Through a couple of venues, I try to hear a little bit about how re-building is going after Katrina. I had the honor of working with several hundred evacuees who came to our city after the hurricanes last year. About ½ of them stayed and our city is all the richer for it. About ½ of them returned to LA or MS (most of them when the first snow fell). But they all brought amazing stories with them. Many of them shared photos of the damage to their homes and communities. Others worried for the safety of friends and families. Some were angry. All were heartbroken for the loss but thankful to be safe. A couple shared happy news in the midst of the tragedy: one woman gave birth the day after the hurricane, another discovered she was pregnant during a physical exam upon her arrival here.

MSNBC has a section called Rising from Ruin about the recovery efforts. There are a couple of people who do journal entries to update their personal stories.

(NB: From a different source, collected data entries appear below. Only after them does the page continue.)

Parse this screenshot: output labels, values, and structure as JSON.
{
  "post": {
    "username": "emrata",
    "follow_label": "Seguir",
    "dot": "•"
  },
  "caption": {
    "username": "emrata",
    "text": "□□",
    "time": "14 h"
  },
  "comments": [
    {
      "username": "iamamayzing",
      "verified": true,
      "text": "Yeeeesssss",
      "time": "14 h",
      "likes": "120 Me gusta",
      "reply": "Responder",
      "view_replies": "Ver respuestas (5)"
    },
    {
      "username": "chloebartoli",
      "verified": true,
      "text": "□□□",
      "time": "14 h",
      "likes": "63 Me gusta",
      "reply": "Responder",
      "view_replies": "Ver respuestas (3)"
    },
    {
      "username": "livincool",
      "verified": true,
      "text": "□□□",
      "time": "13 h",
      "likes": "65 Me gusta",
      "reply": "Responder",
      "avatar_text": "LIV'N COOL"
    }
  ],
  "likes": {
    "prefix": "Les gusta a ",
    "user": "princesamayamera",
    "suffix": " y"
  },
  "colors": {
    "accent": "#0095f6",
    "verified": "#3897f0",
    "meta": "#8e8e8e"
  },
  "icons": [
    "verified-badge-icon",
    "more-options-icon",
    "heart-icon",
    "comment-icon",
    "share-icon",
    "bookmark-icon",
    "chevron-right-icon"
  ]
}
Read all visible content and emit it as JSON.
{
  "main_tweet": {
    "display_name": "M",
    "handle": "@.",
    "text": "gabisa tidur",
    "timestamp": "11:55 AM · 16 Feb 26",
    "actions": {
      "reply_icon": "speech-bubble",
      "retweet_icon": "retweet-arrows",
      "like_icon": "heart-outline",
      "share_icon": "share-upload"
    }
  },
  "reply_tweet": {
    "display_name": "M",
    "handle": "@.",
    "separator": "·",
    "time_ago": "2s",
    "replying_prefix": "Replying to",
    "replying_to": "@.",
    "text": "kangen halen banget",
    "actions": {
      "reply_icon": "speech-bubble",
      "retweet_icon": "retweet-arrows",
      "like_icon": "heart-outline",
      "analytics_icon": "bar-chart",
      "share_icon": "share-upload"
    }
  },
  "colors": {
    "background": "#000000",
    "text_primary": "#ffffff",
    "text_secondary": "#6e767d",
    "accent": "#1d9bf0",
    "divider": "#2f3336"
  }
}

One man said his mom always told him “Life is what happens when you are making other plans.” He went on to relate that to his recovery from the hurricane. But both his story and the quote gave me a moment’s pause.

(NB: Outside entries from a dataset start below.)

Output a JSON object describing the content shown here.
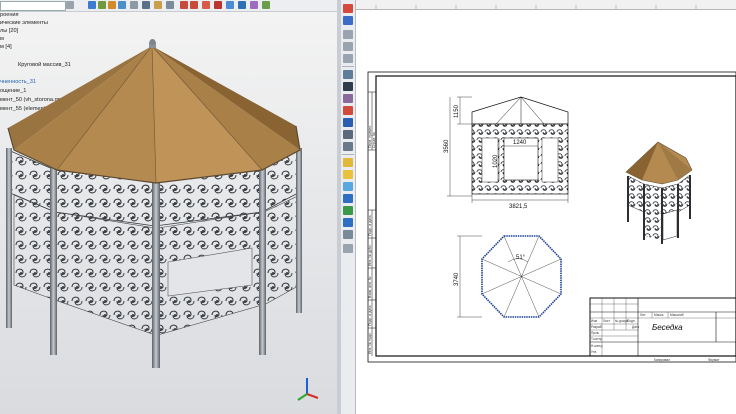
{
  "tree": {
    "items": [
      "роения",
      "ические элементы",
      "лы [20]",
      "м",
      "м [4]",
      "Круговой массив_31",
      "чненность_31",
      "ощение_1",
      "мент_50 (vh_storona.grs)",
      "мент_55 (element1verh.grs)"
    ]
  },
  "drawing": {
    "dimensions": {
      "roof_height": "1150",
      "total_height": "3560",
      "door_height": "1020",
      "door_width": "1240",
      "overall_width": "3821,5",
      "plan_width": "3740",
      "angle": "51°"
    },
    "title_block": {
      "part_name": "Беседка",
      "cells": [
        "Изм",
        "Лист",
        "№ докум.",
        "Подп.",
        "Дата",
        "Разраб.",
        "Пров.",
        "Т.контр.",
        "Н.контр.",
        "Утв.",
        "Лит.",
        "Масса",
        "Масштаб",
        "Копировал",
        "Формат"
      ]
    },
    "side_stamp": [
      "Перв. примен.",
      "Справ. №",
      "Подп. и дата",
      "Инв. № дубл.",
      "Взам. инв. №",
      "Подп. и дата",
      "Инв. № подл."
    ]
  },
  "colors": {
    "roof": "#b58a50",
    "roof_shade": "#8a6332",
    "metal": "#7f858c",
    "metal_dark": "#2b2f34",
    "accent_blue": "#1b3f9b"
  }
}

I’ve been feeling a little down because it looks like the wait for a referral is going to be a long one. (Acckk! How can I feel sorry for myself waiting a little longer for our baby when others face such huge hardships trying to rebuild their lives?) We were planning on a month but from the number of people on our agency message board talking about being on the waiting list, it might well be 2 months. Or more. We’ve started joking that when we started this, we had an outside hope of having her home for Christmas. Now we are just hoping to have a referral by Christmas. [Wait for it…I’m going to bring it all together…I promise.] I’m constantly pushing back my internal deadlines (I always pad them for small PGN delays). Originally, I was thinking she would be home by Valentine’s Day without a doubt. Then I was thinking well definitely by St. Patty’s Day. Now, with the wait for referrals, I’m thinking she’ll definitely be home by Easter (won’t she?)! I keep feeling like we are putting life on hold waiting for our child. [Feel it starting to coalesce?]

I spent ½ of every month for over a year being extra careful about everything (no coffee, no sushi, no alcohol, no Advil) just in case I was pregnant. I’m tired of living for the what-ifs! I know that we will eventually end up with our daughter. I wish it would happen sooner rather than later but I have no control over that. So my resolution is to keep enjoying my husband, our home, our friends and families – to keep living. Life is what happens when you are making other plans – I want to quit focusing on the plans and start focusing on my life. [There it is- the big finish! All tied together! Leave it to me to start with something as horrific as Katrina and weave it into a post that is all about me!]